As farmers scramble to harvest their corn before winter sets in, many are finding light test weight corn in their fields. However, if this corn can not be utilized by the ethanol industry or mills, it still has a use in the beef industry, according to a University of Nebraska specialist.

“Many factors can cause light test-weight corn,” according to Matt Luebbe, who recently presented a webinar on utilizing light test weight corn. “In fact, my counterparts in North Dakota have a saying that ‘Corn production is a race against time’.”

“Growing conditions and management strategies can have a large impact on corn characteristics,” Luebbe continued. “If conditions are less than optimal, it can reduce quality or value of corn grain.” Early frost, fewer warm days, hybrid selection, and planting date can also reduce the quality and value of corn.

What causes light test weight corn?

While drought is almost certain to be a factor causing this year’s lighter test weights, test weight is also influenced by leaf disease, ear rot, hail, and germination, he explained. Hybrids that are region specific and need a particular growing season can also yield lower test weights, as can temperature, he added.

“In parts of the Midwest, optimum grain production may only be achieved 50 percent of the time,” Luebbe said. “When corn is less than optimum, producers are left with the decision of how to best utilize this resource most efficiently.” This year, Luebbe said farmer-feeders harvesting light test weight corn may have an economic advantage by feeding it to their cattle.

Studies conducted in 1992 and 1993 at the University of Nebraska indicate dry matter intake for low test-weight corn to be less than normal test-weight corn. Average daily gain was actually higher with low test-weight corn, and feed efficiency also favored feeding low test-weight corn.

Based on this research, Luebbe said producers with the option of feeding low test-weight grain may be at an advantage, depending upon what the marketplace is discounting low test-weight corn. Looking into this further, Luebbe has seen fairly large discounts, and some corn rejected once it is 48 pounds or lower. “Cattle producers can take advantage of this discount to purchase some corn that the ethanol plants or other mills can’t accept,” he said.

Process it!

While corn processing can maximize starch availability, it can also lower the cost of gain, and increase feed efficiency, Luebbe explained. The kernel characteristics may change the shape, but different processing may be needed to make more starch available, he said. “The unknown question is does it change the degree of processing, and what is the impact on animal performance with low or normal test-weight corn?” Luebbe is the first to admit little research has been conducted in this area.

Nutrient density doesn’t equal the rate of digestibility, Luebbe continued. An increase in digestibility usually results from processing the corn, which allows the animal to make more use of the corn’s nutrients. “Processing grains may be a critical factor in the value of them,” he concluded.
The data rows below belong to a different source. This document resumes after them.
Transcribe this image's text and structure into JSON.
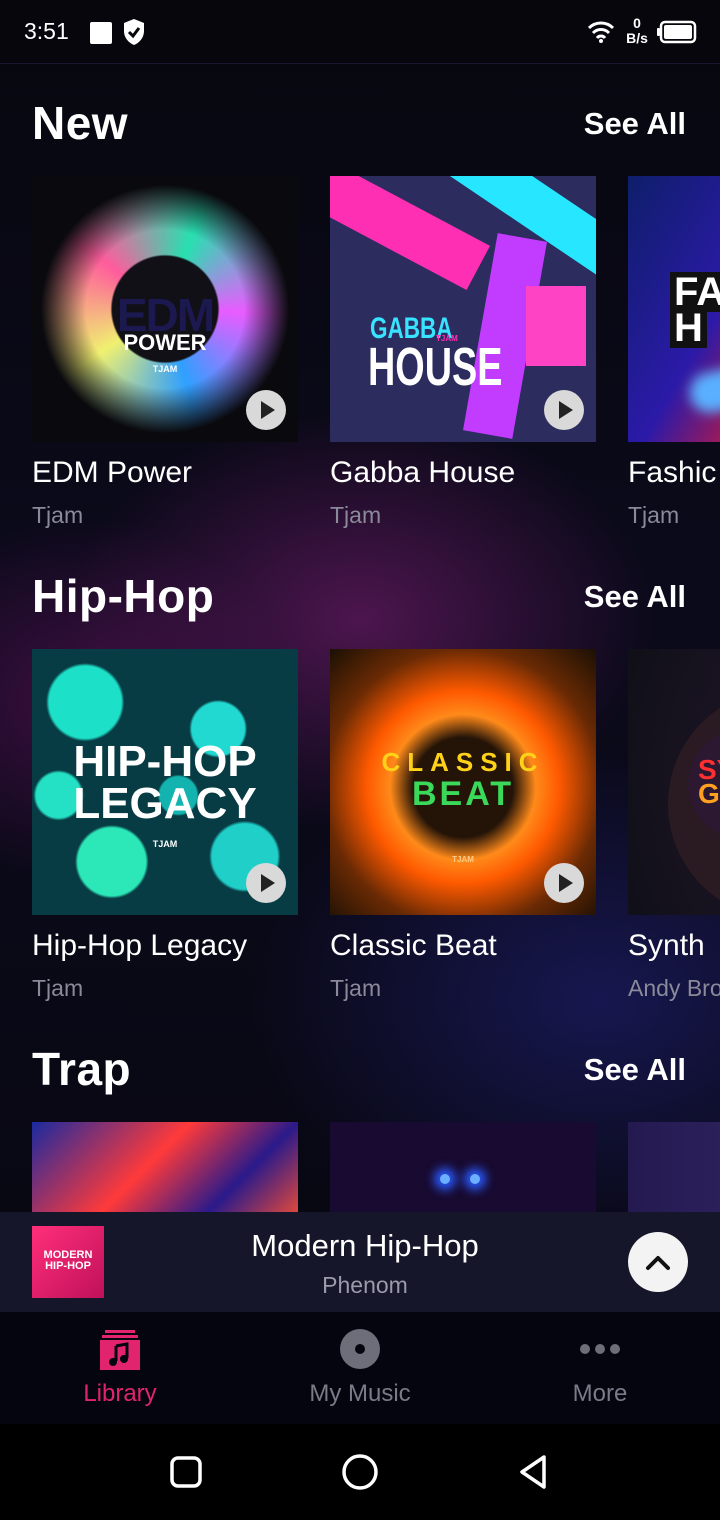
{
  "status_bar": {
    "time": "3:51",
    "speed_value": "0",
    "speed_unit": "B/s",
    "icons": [
      "square-notification-icon",
      "shield-icon",
      "wifi-icon",
      "battery-icon"
    ]
  },
  "sections": [
    {
      "title": "New",
      "see_all": "See All",
      "items": [
        {
          "name": "EDM Power",
          "artist": "Tjam",
          "art_text": [
            "EDM",
            "POWER",
            "TJAM"
          ]
        },
        {
          "name": "Gabba House",
          "artist": "Tjam",
          "art_text": [
            "GABBA",
            "HOUSE",
            "TJAM"
          ]
        },
        {
          "name": "Fashic",
          "artist": "Tjam",
          "art_text": [
            "FA",
            "H"
          ]
        }
      ]
    },
    {
      "title": "Hip-Hop",
      "see_all": "See All",
      "items": [
        {
          "name": "Hip-Hop Legacy",
          "artist": "Tjam",
          "art_text": [
            "HIP-HOP",
            "LEGACY",
            "TJAM"
          ]
        },
        {
          "name": "Classic Beat",
          "artist": "Tjam",
          "art_text": [
            "CLASSIC",
            "BEAT",
            "TJAM"
          ]
        },
        {
          "name": "Synth",
          "artist": "Andy Bro",
          "art_text": [
            "SY",
            "GI"
          ]
        }
      ]
    },
    {
      "title": "Trap",
      "see_all": "See All",
      "items": []
    }
  ],
  "mini_player": {
    "title": "Modern Hip-Hop",
    "artist": "Phenom",
    "thumb_text": "MODERN HIP-HOP"
  },
  "tabs": [
    {
      "label": "Library",
      "icon": "music-library-icon",
      "active": true
    },
    {
      "label": "My Music",
      "icon": "disc-icon",
      "active": false
    },
    {
      "label": "More",
      "icon": "more-dots-icon",
      "active": false
    }
  ],
  "colors": {
    "accent": "#e2246e",
    "background": "#07070f",
    "muted_text": "#8a8a9a"
  }
}
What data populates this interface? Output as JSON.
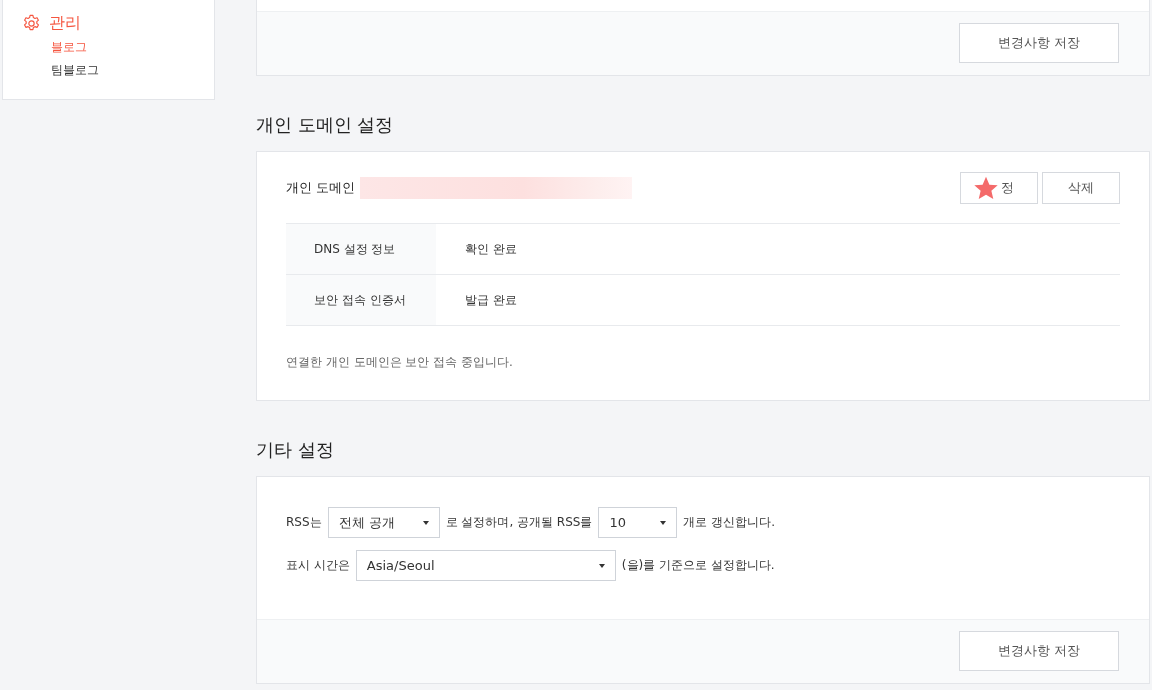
{
  "sidebar": {
    "title": "관리",
    "items": [
      {
        "label": "블로그",
        "selected": true
      },
      {
        "label": "팀블로그",
        "selected": false
      }
    ]
  },
  "top_card": {
    "save_button": "변경사항 저장"
  },
  "domain_section": {
    "heading": "개인 도메인 설정",
    "domain_label": "개인 도메인",
    "buttons": [
      "정",
      "삭제"
    ],
    "info_rows": [
      {
        "label": "DNS 설정 정보",
        "value": "확인 완료"
      },
      {
        "label": "보안 접속 인증서",
        "value": "발급 완료"
      }
    ],
    "note": "연결한 개인 도메인은 보안 접속 중입니다."
  },
  "other_section": {
    "heading": "기타 설정",
    "lines": [
      [
        {
          "kind": "text",
          "text": "RSS는"
        },
        {
          "kind": "select",
          "value": "전체 공개"
        },
        {
          "kind": "text",
          "text": "로 설정하며, 공개될 RSS를"
        },
        {
          "kind": "select",
          "value": "10"
        },
        {
          "kind": "text",
          "text": "개로 갱신합니다."
        }
      ],
      [
        {
          "kind": "text",
          "text": "표시 시간은"
        },
        {
          "kind": "select",
          "value": "Asia/Seoul"
        },
        {
          "kind": "text",
          "text": "(을)를 기준으로 설정합니다."
        }
      ]
    ],
    "save_button": "변경사항 저장"
  }
}
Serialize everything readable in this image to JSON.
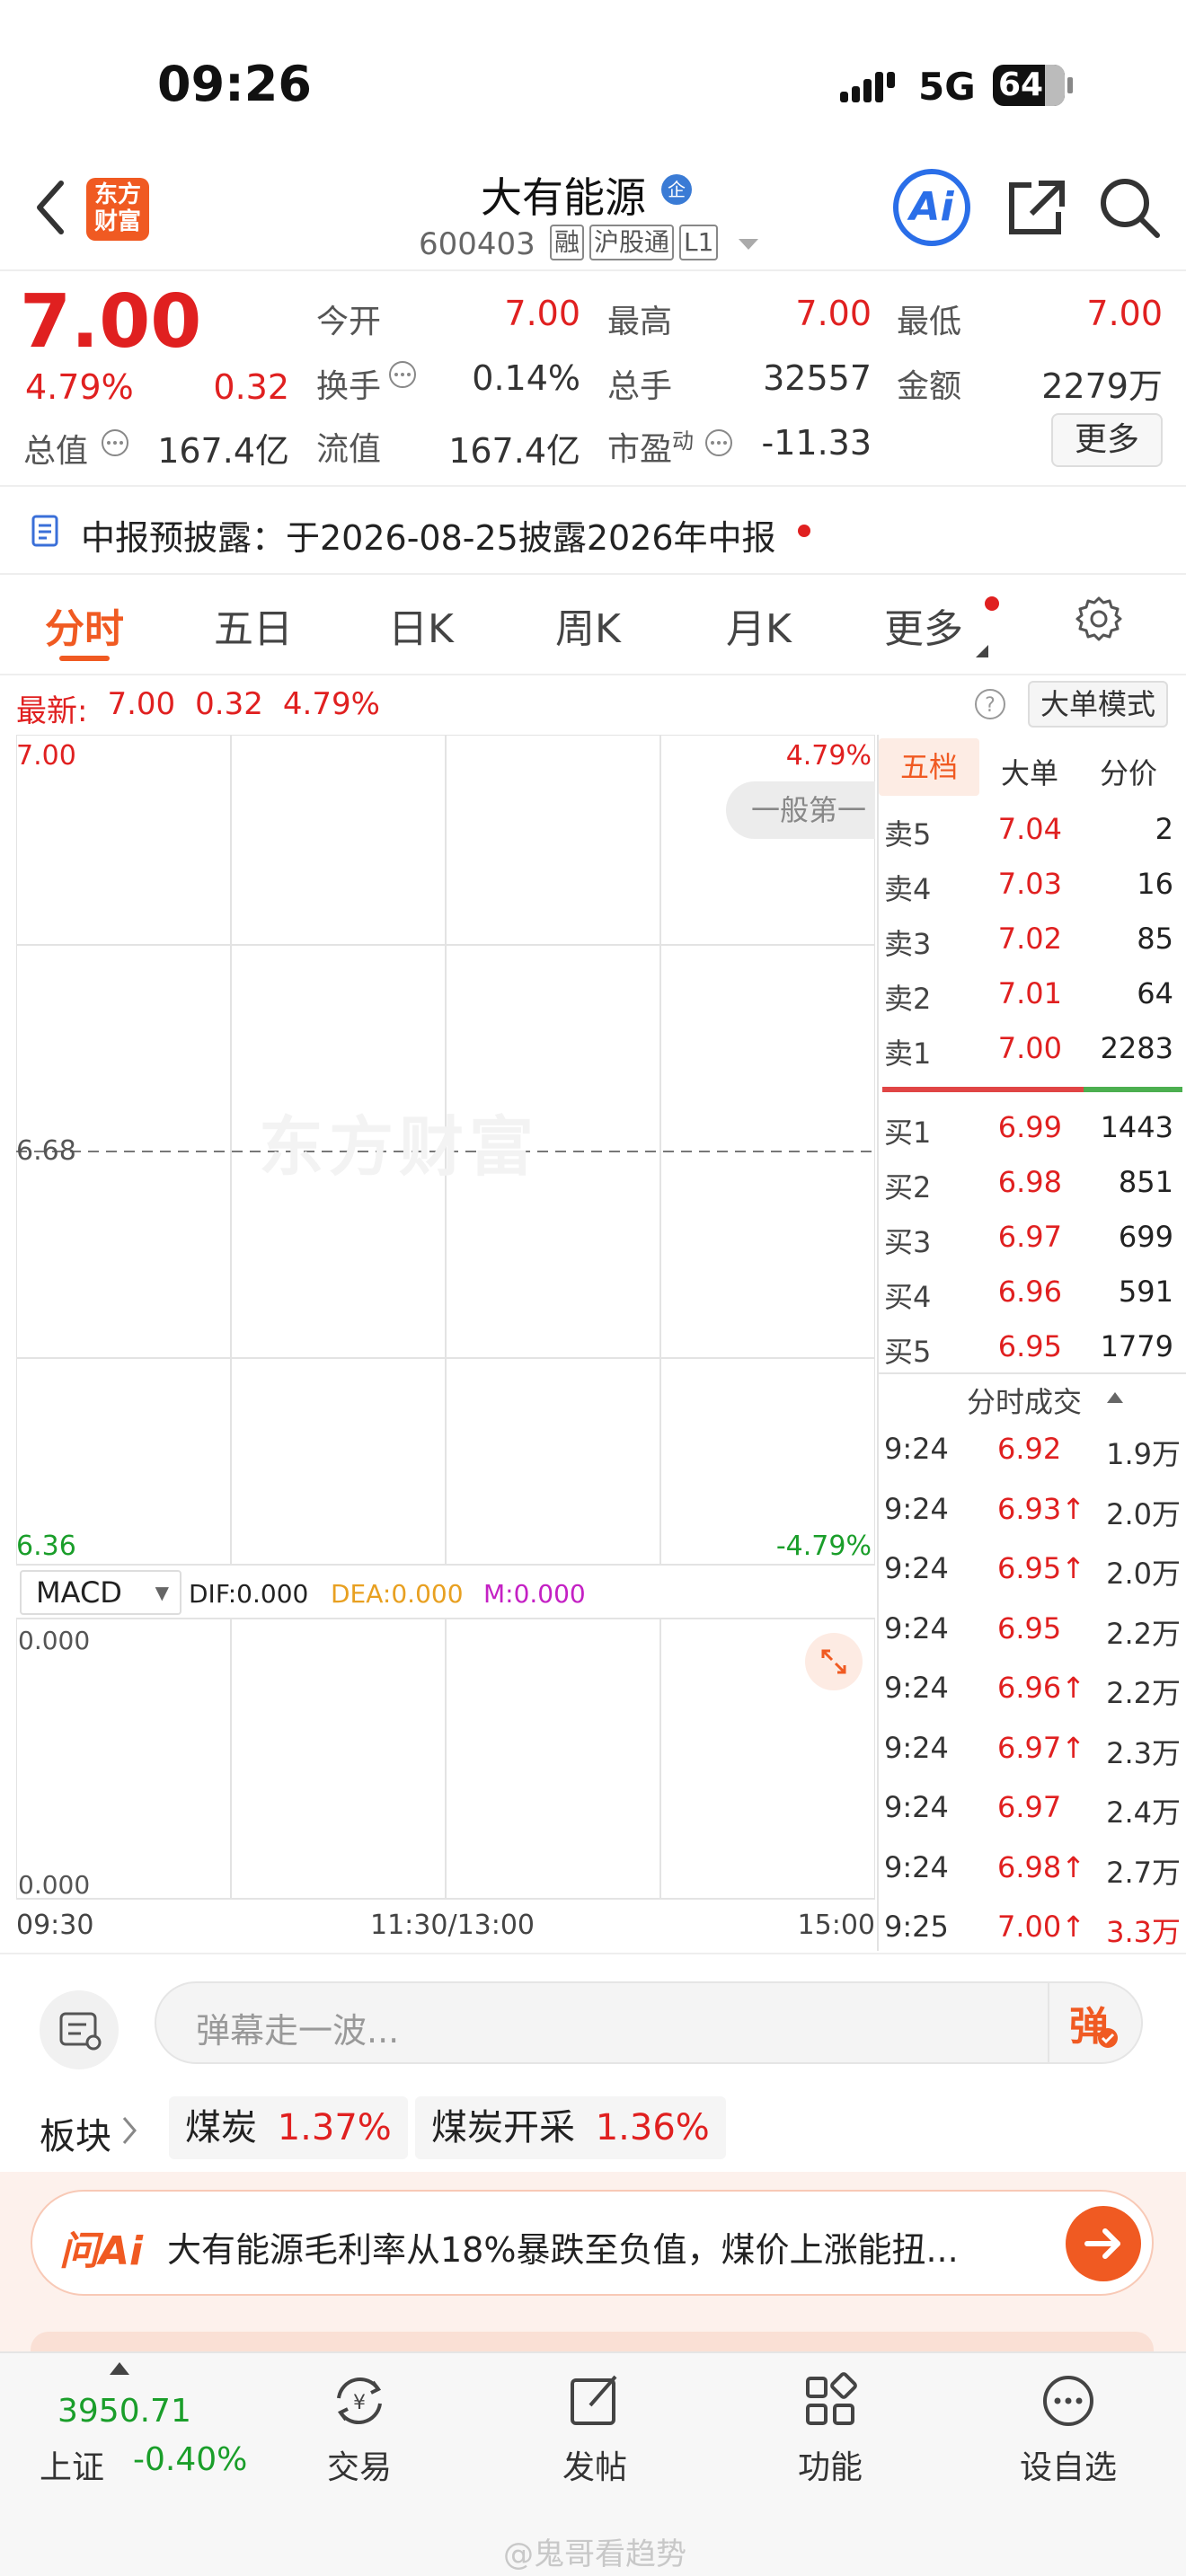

Depending upon the species of animal, some are able to utilize low test-weight corn more efficiently than others. “Data is inconsistent with non-ruminants, but generally shows a decrease in energy value and feeding value with low test-weight corn,” he says. “Meanwhile, ruminants maintain an advantage because they have greater utilization of the pericarp, or the bran. Even through it is a low proportion of the kernel, it provides energy to the animal. The pericarp, in growing diets, can be of value.”

The larger the kernel, the greater proportion of starch to pericarp, Luebbe continued, which increases digestibility. “Just because the test weight of a grain is low doesn’t always mean it will cause a reduction in performance,” he said.

Cattle can still utilize corn with mycotoxins

During a year when drought plagued much of the corn crop in the Midwest, farmers may also be finding more corn with mycotoxins present. “Corn kernels can be predisposed to mycotoxins,” Luebbe explained. “Fortunately, ruminants are the most tolerant of these mycotoxins, so if the grain is below a certain test weight, and mycotoxins are present, the grain can be funneled to the beef industry,” he said.